Ryan’s work has gained renewed significance in recent months, given growing concerns about pollution, especially along the city’s beaches. Officials have blamed load shedding for shutting down sewage systems, resulting in spillages. In addition, they blame residents for clogging the system with solid waste.

Ryan said this time of the year load shedding was likely the bigger problem.

Even after a lifetime of analysing the natural environment, some of the revelations are still startling. For instance, in 2020 his team came across waste that had likely been discarded decades ago: a soft drink lid from 1993.

The discovery took place in April 2020, when he and UCT colleagues, Eleanor Weideman, Vonica Perold and Coleen Moloney, accompanied the Working for the Coast team and the City of Cape Town’s coastal management team, to conduct a survey of Milnerton, Muizenberg and Sunset beaches – an area that has come under the spotlight for high levels of pollution.

The study was carried out on 250 metres of beach at Milnerton in Table Bay, and at two 400 metre stretches of beach on the northern False Bay coast, at Muizenberg and east of Sunrise Beach. Over 10 days, the researchers collected 13 665 items of litter, weighing 78.7 kg. Most of the waste came from Milnerton.
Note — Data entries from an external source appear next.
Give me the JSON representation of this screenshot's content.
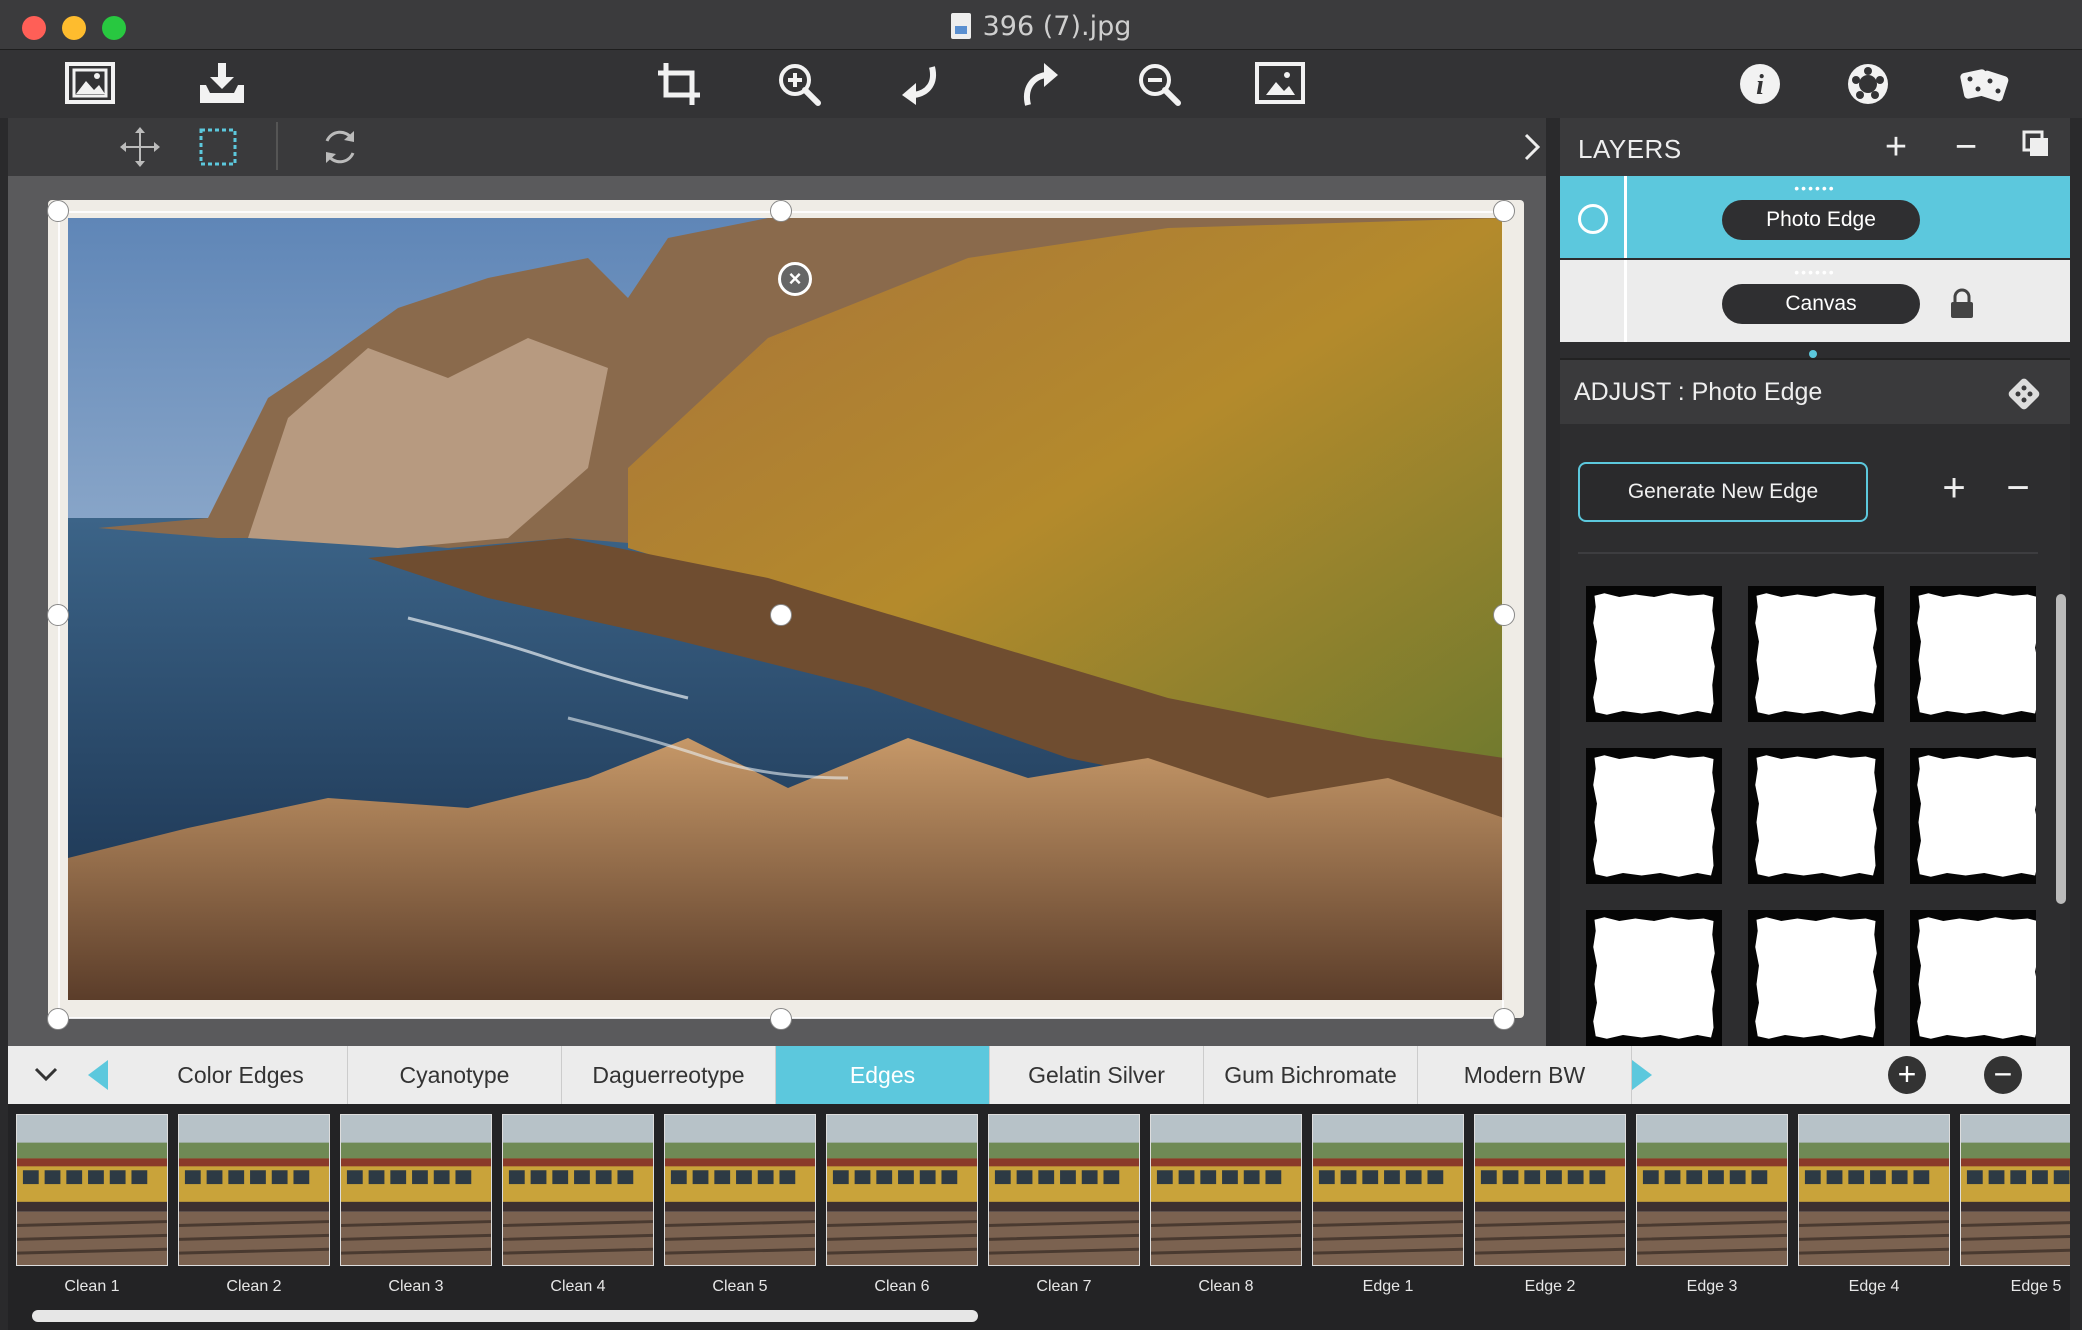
{
  "window": {
    "title": "396 (7).jpg"
  },
  "toolbar": {
    "icons": [
      "open-image-icon",
      "save-icon",
      "crop-icon",
      "zoom-in-icon",
      "undo-icon",
      "redo-icon",
      "zoom-out-icon",
      "fit-image-icon",
      "info-icon",
      "settings-icon",
      "randomize-icon"
    ]
  },
  "subtoolbar": {
    "icons": [
      "move-icon",
      "selection-icon",
      "rotate-icon",
      "expand-panel-icon"
    ]
  },
  "layers": {
    "title": "LAYERS",
    "add_label": "+",
    "remove_label": "−",
    "items": [
      {
        "label": "Photo Edge",
        "selected": true
      },
      {
        "label": "Canvas",
        "locked": true
      }
    ]
  },
  "adjust": {
    "title": "ADJUST : Photo Edge",
    "generate_label": "Generate New Edge",
    "add_label": "+",
    "remove_label": "−"
  },
  "categories": {
    "tabs": [
      "Color Edges",
      "Cyanotype",
      "Daguerreotype",
      "Edges",
      "Gelatin Silver",
      "Gum Bichromate",
      "Modern BW"
    ],
    "active": "Edges",
    "add_label": "+",
    "remove_label": "−"
  },
  "presets": [
    "Clean 1",
    "Clean 2",
    "Clean 3",
    "Clean 4",
    "Clean 5",
    "Clean 6",
    "Clean 7",
    "Clean 8",
    "Edge 1",
    "Edge 2",
    "Edge 3",
    "Edge 4",
    "Edge 5"
  ],
  "colors": {
    "accent": "#5cc8dd",
    "toolbar": "#333335",
    "panel": "#2d2d2f"
  }
}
Alarming as those results may sound, Ryan believed it contains some good news. A significant amount of the waste stems from the illegal disposal of plastics at sea, often drifting across, particularly the Indian Ocean from south-east Asia, and ending up on the east coast of Africa.

“Despite those offshore inputs, the vast majority of the litter that we find along our coastline comes from local sources, particularly around urban areas. So, if you go to a beach in Cape Town, more than 95% comes from local sources. That’s good news in a sense – it means we control our destiny,” said Ryan.

The academic, who spent time conducting research on Tristan da Cunha’s Inaccessible Island, believes that the country’s environment legislation is moving in the right direction, with the introduction of Extended Producer Responsibility, which requires manufacturers to have a plan for what happens to plastics beyond the point of sale.

“Those kinds of developments are very encouraging. It’s a matter of translating the legislation into action,” he said.

Ryan has seen first-hand the damage that plastics can cause to animals. Still, he believes there are bigger issues to contend with, such as climate change.

“I get really frustrated when people tell me that plastic poses the biggest threat to life in the ocean, which is patently false. But it is a visible and fairly easy issue do deal with because it doesn’t require a major change in our behaviour – just changing the way we dispose of our waste,” he said.

For Ryan, it seems, studying nature is not only a professional issue. It is also deeply personal.

“If people ask me, what do I think is the biggest impact of plastics on the environment, to me the biggest impact is the aesthetics … Personally, I find it quite offensive to go to the beach and see a strand line that’s more plastic than seaweed. If we carry on as we are, that’s going to increasingly be the case. It’s perhaps the most visible indicator of the way that we’re abusing the planet,” he said.

On Friday the Norwegian tall ship ‘Statsraad Lehmkuhl’ docked in Cape Town after 20 months going around the globe on its “One Ocean Expedition” to raise awareness and share knowledge about the role of the oceans for sustainable development.

The expedition was to provide an opportunity for scientists, students and others to explore and collect data on the status of the world’s oceans and provide insight around issues relating to biodiversity and the impact of humans on our oceans.